The most fundamental issue in international trade finance is the method of payment agreed between importer and exporter.

The exporter wants to accelerate payment from the importer, and the importer wants to delay and mitigate the supply risk from the exporter. Trade finance bridges the finance gap and settles the conflicting needs of the importer and exporter.

Commodity Trade Finance has grown faster than other syndicated financings due to:

  • Development of free trade policies
  • Growing investment and consumption needs in developing countries
  • Increase in volumes traded
  • Growing demand for secured assets due to change in risk appetite by banks, regulatory framework and constraints on liquidity

WHY KIMURA

Advantages
for Investors

  • A highly skilled and experienced management team
  • A market-leading alternative lending source with highly attractive growth potential
  • Access to commodity trade finance risk-return profiles and education of the asset class
  • Global diversification
  • Minimal commodity price exposure
  • Low default risk, concentration risk and volatility
  • Quarterly liquidity with no long-dated lock-ups or other liquidity constraints
  • No heavily-weighted individual commodity or transaction risk
  • Short-term maturities

APPROACH

Investment Process

We employ an active investment approach by selecting high quality trade finance transactions across strategic asset classes.

We finance the full range of senior and junior debt structures as well as configurations of structured debt. We consider transactions globally, with an initial focus on Europe, CIS, Africa and Asia.

We adopt a stringent client on-boarding process. Due diligence is at the centre of the company’s operational mandate. A thorough review process is conducted on each new counterparty and on every transaction.

We deploy funding across the supply chain spectrum from producer, processor/refiner to distributor/merchant trader. Loans are mostly secured against the underlying commodity with additional recourse to the borrower’s balance sheet.

TRADE FINANCE

Risk
Management

Defaults within trade finance are already very low: according to the International Chamber of Commerce’s 2016 Global Trade and Finance Survey, the default rate for short-term trade finance is 0.02%.

Our investment committee mitigates this further by only investing in commodities, regions, counterparties and transactions that satisfy very strict risk and credit parameters.

Furthermore, since we take a portfolio approach across many separate and uncorrelated transactions, the risk to overall investor return from possible default in any individual transaction is diversified significantly.

Kimura will typically have recourse to various types of credit enhancement such as corporate guarantees, personal guarantees and insurance where Kimura is noted as either Loss Payee or an insured party on our borrowers’ insurance.
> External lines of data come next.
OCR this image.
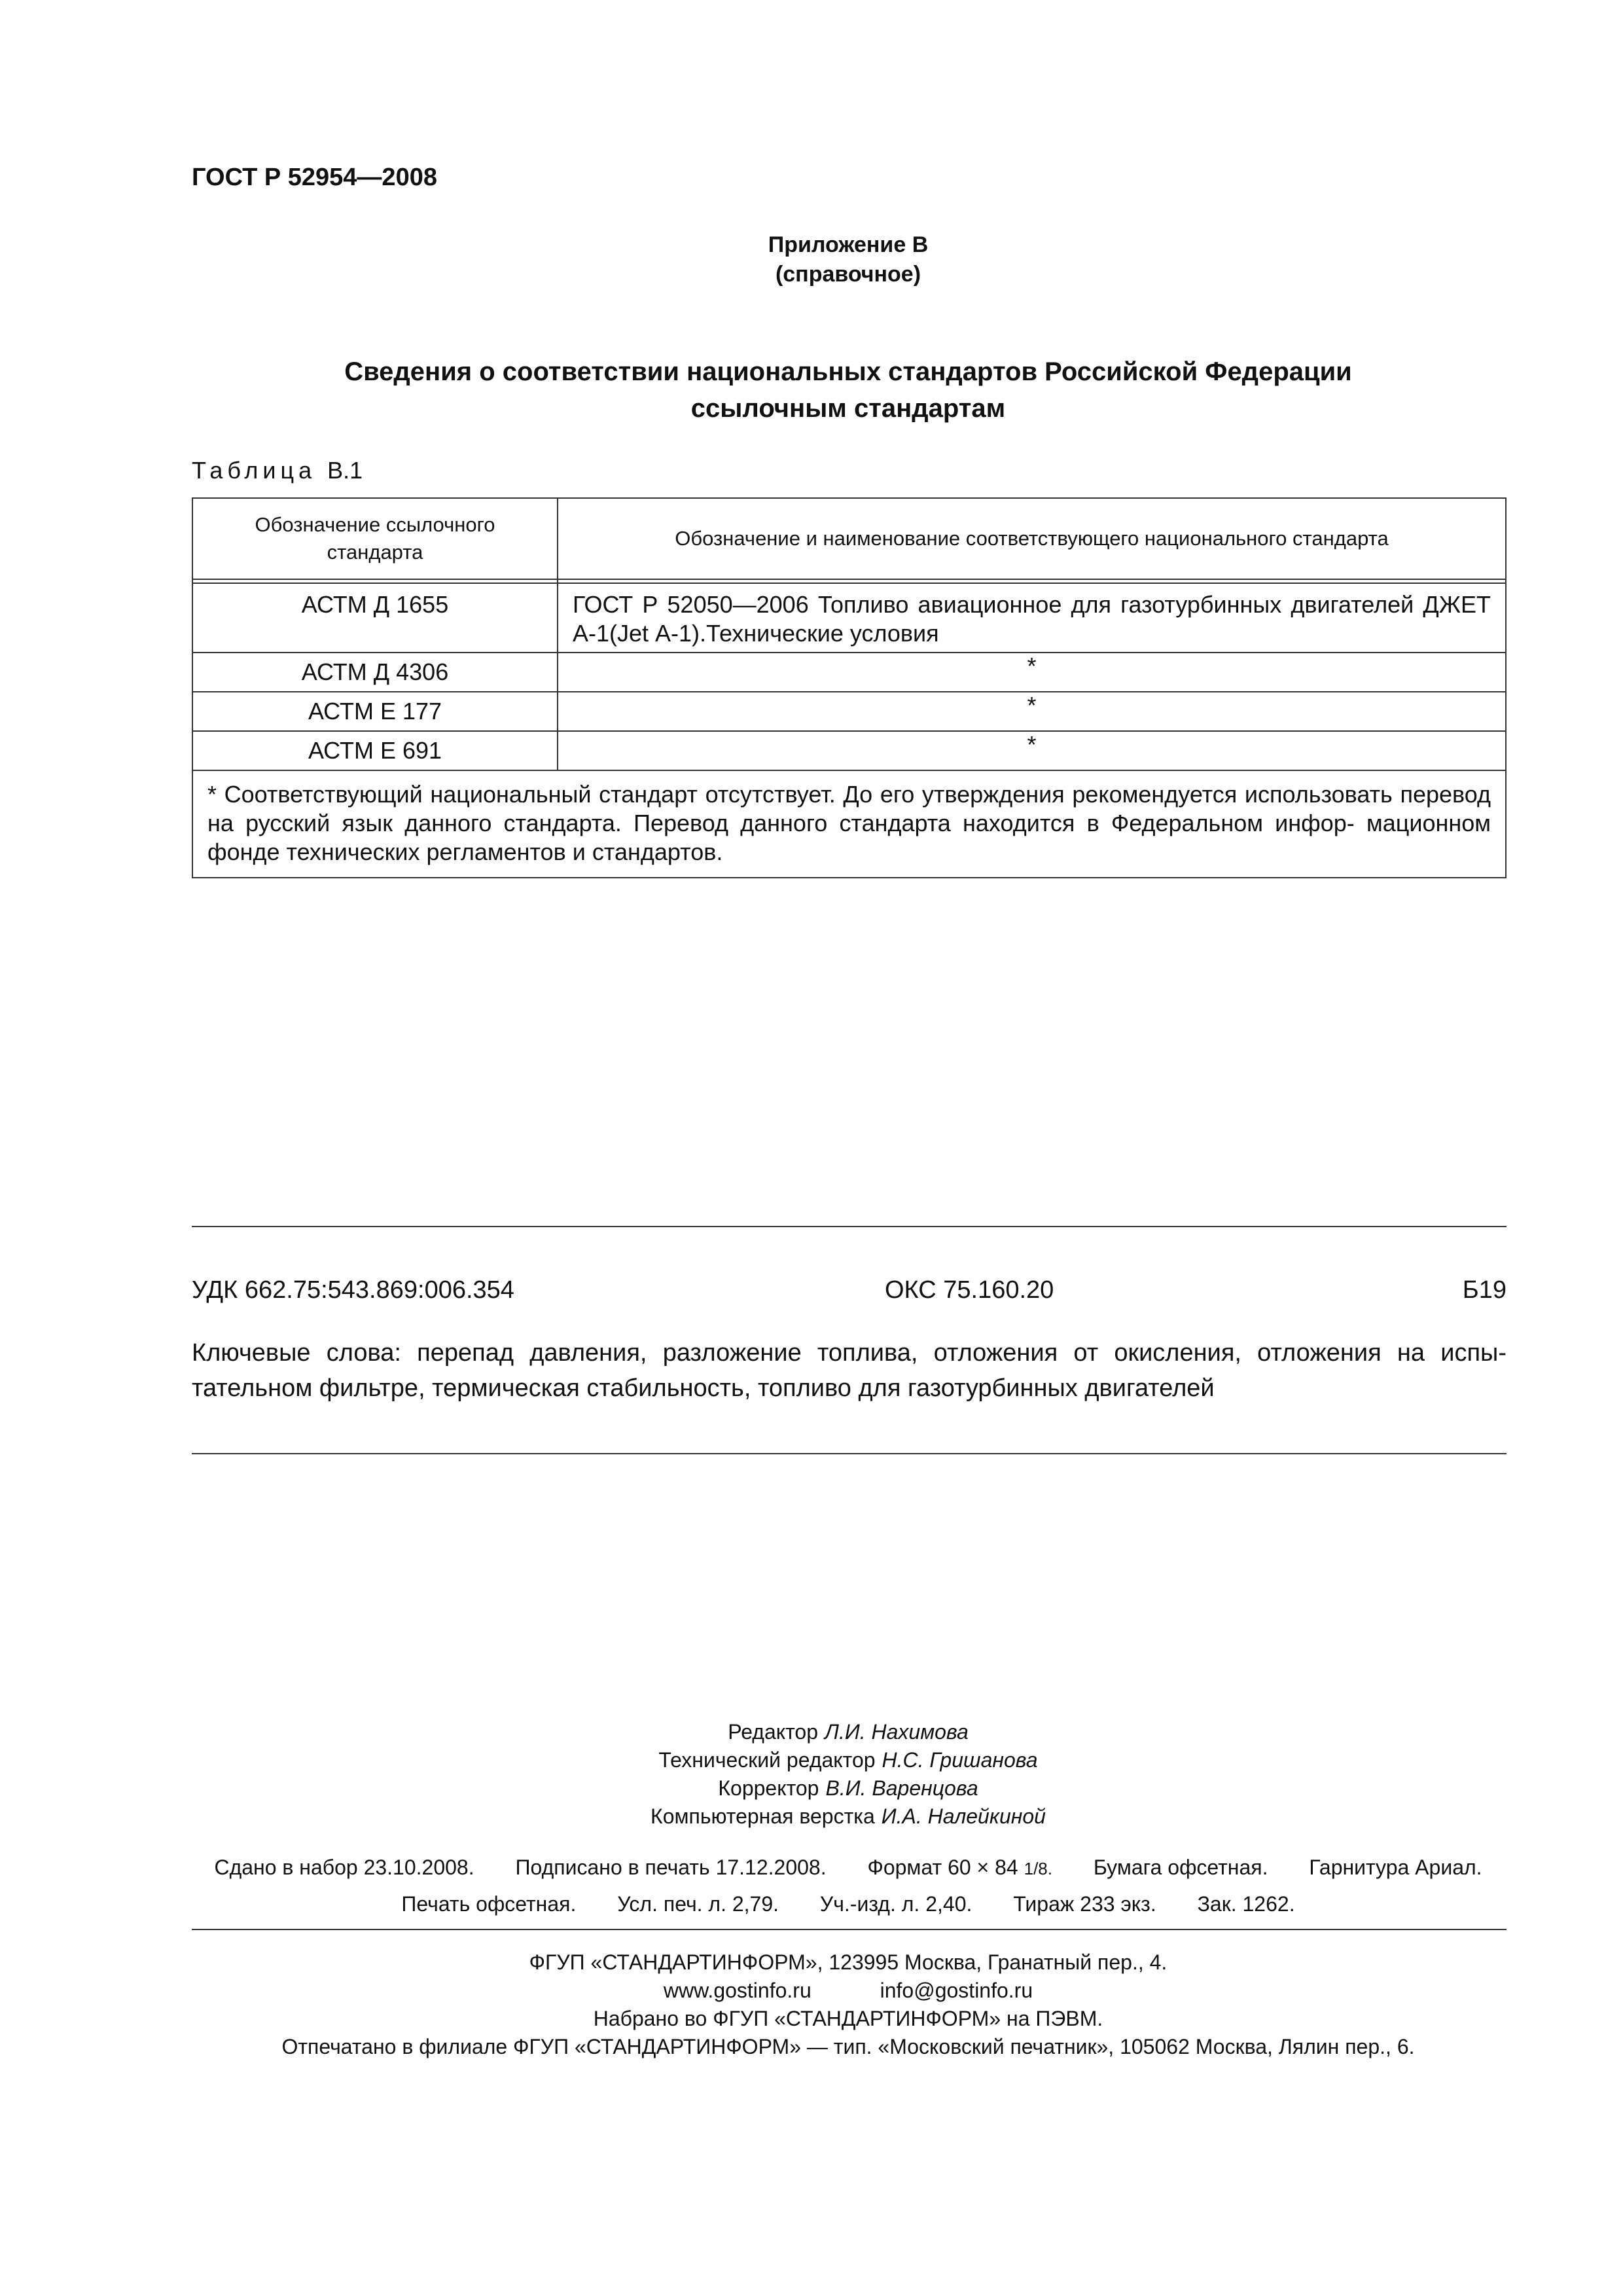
ГОСТ Р 52954—2008
Приложение В
(справочное)
Сведения о соответствии национальных стандартов Российской Федерации
ссылочным стандартам
Таблица В.1
Обозначение ссылочного стандарта	Обозначение и наименование соответствующего национального стандарта

АСТМ Д 1655	ГОСТ Р 52050—2006 Топливо авиационное для газотурбинных двигателей ДЖЕТ А-1(Jet А-1).Технические условия
АСТМ Д 4306	*
АСТМ Е 177	*
АСТМ Е 691	*
* Соответствующий национальный стандарт отсутствует. До его утверждения рекомендуется использовать перевод на русский язык данного стандарта. Перевод данного стандарта находится в Федеральном инфор- мационном фонде технических регламентов и стандартов.	
УДК 662.75:543.869:006.354	ОКС 75.160.20	Б19
Ключевые слова: перепад давления, разложение топлива, отложения от окисления, отложения на испы- тательном фильтре, термическая стабильность, топливо для газотурбинных двигателей
Редактор Л.И. Нахимова
Технический редактор Н.С. Гришанова
Корректор В.И. Варенцова
Компьютерная верстка И.А. Налейкиной
Сдано в набор 23.10.2008. Подписано в печать 17.12.2008. Формат 60 × 84 1/8. Бумага офсетная. Гарнитура Ариал.
Печать офсетная. Усл. печ. л. 2,79. Уч.-изд. л. 2,40. Тираж 233 экз. Зак. 1262.
ФГУП «СТАНДАРТИНФОРМ», 123995 Москва, Гранатный пер., 4.
www.gostinfo.ru	info@gostinfo.ru
Набрано во ФГУП «СТАНДАРТИНФОРМ» на ПЭВМ.
Отпечатано в филиале ФГУП «СТАНДАРТИНФОРМ» — тип. «Московский печатник», 105062 Москва, Лялин пер., 6.
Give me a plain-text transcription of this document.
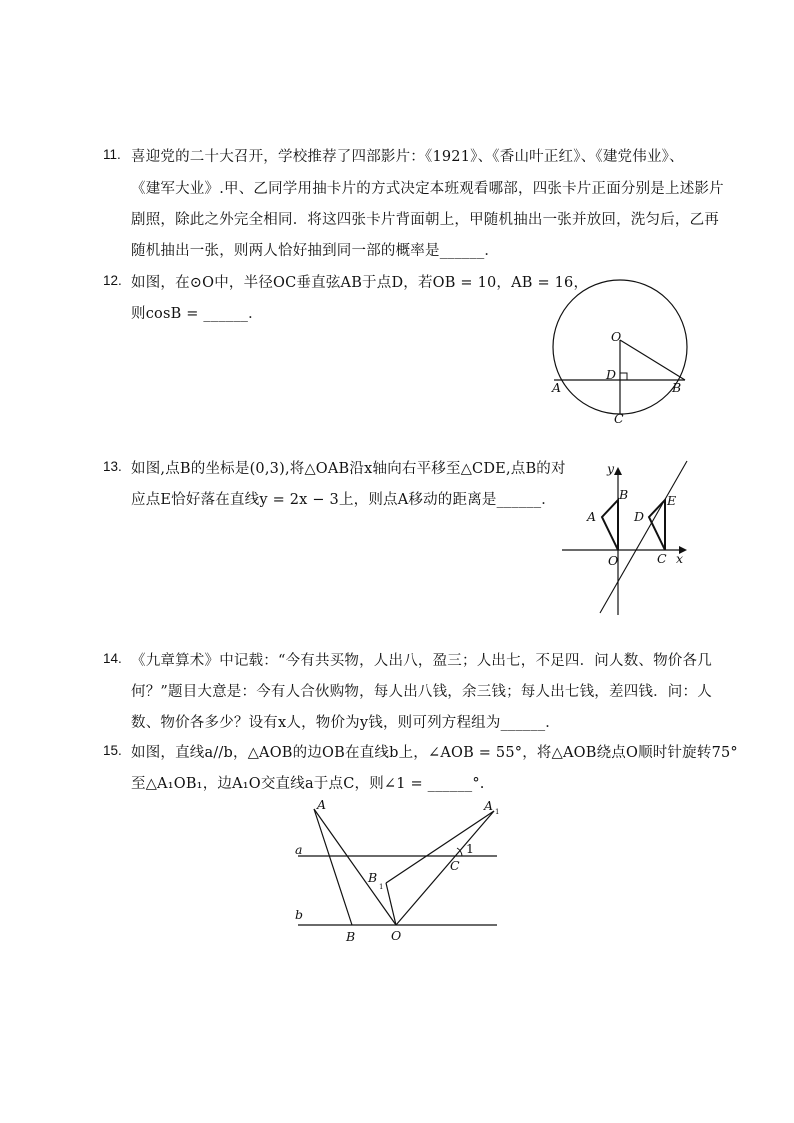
11. 喜迎党的二十大召开，学校推荐了四部影片：《1921》、《香山叶正红》、《建党伟业》、
《建军大业》.甲、乙同学用抽卡片的方式决定本班观看哪部，四张卡片正面分别是上述影片
剧照，除此之外完全相同．将这四张卡片背面朝上，甲随机抽出一张并放回，洗匀后，乙再
随机抽出一张，则两人恰好抽到同一部的概率是______．
12. 如图，在⊙O中，半径OC垂直弦AB于点D，若OB = 10，AB = 16，
则cosB = ______．
O
D
A	B
C
13. 如图,点B的坐标是(0,3),将△OAB沿x轴向右平移至△CDE,点B的对
应点E恰好落在直线y = 2x − 3上，则点A移动的距离是______．
y
B
A
O
D
E
C x
14. 《九章算术》中记载：“今有共买物，人出八，盈三；人出七，不足四．问人数、物价各几
何？”题目大意是：今有人合伙购物，每人出八钱，余三钱；每人出七钱，差四钱．问：人
数、物价各多少？设有x人，物价为y钱，则可列方程组为______．
15. 如图，直线a//b，△AOB的边OB在直线b上，∠AOB = 55°，将△AOB绕点O顺时针旋转75°
至△A₁OB₁，边A₁O交直线a于点C，则∠1 = ______°.
A	A 1
a
b
B
1
C
1
B	O
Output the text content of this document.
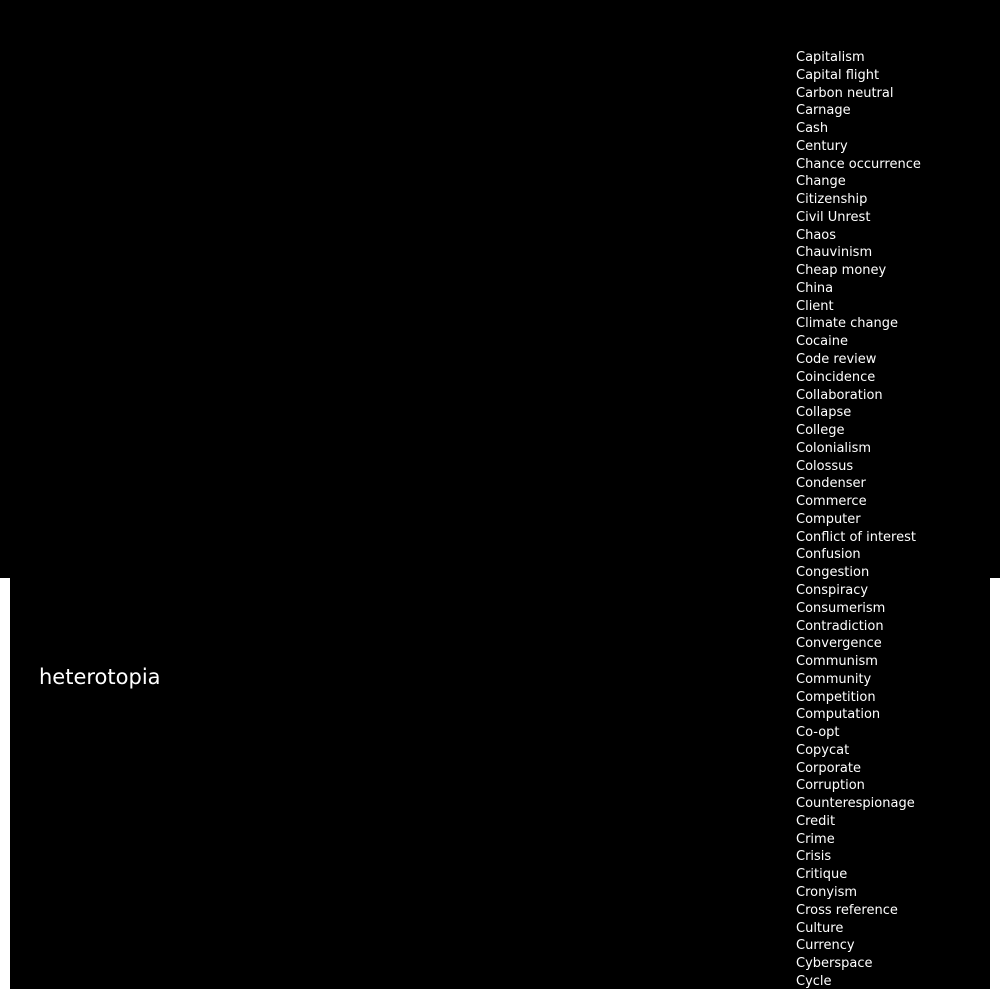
heterotopia
Capitalism
Capital flight
Carbon neutral
Carnage
Cash
Century
Chance occurrence
Change
Citizenship
Civil Unrest
Chaos
Chauvinism
Cheap money
China
Client
Climate change
Cocaine
Code review
Coincidence
Collaboration
Collapse
College
Colonialism
Colossus
Condenser
Commerce
Computer
Conflict of interest
Confusion
Congestion
Conspiracy
Consumerism
Contradiction
Convergence
Communism
Community
Competition
Computation
Co-opt
Copycat
Corporate
Corruption
Counterespionage
Credit
Crime
Crisis
Critique
Cronyism
Cross reference
Culture
Currency
Cyberspace
Cycle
Most of Kimura’s financing is transactionally secured on the underlying commodity and self-liquidating (ie we get repaid upon delivery of the underlying commodity that we are financing).

PORTFOLIO

Portfolio
Construction

  • We maintain and develop an extensive database of trade finance counterparties covering multiple assets, regions and deal types.
  • We identify transactions and counterparties that offer the best risk-adjusted exposures.
  • We pass selected transactions and counterparties through rigorous credit and commercial due diligence procedures.
  • We select only those transactions that offer superior risk and return characteristics.
  • We agree credit on a non-committed basis and lend on a transaction by transaction basis.
  • We manage the treasury, structuring and risk functions for the lifetime of each transaction.
  • Transactions are self-liquidating and funds – including profits and fees – are returned to the portfolio.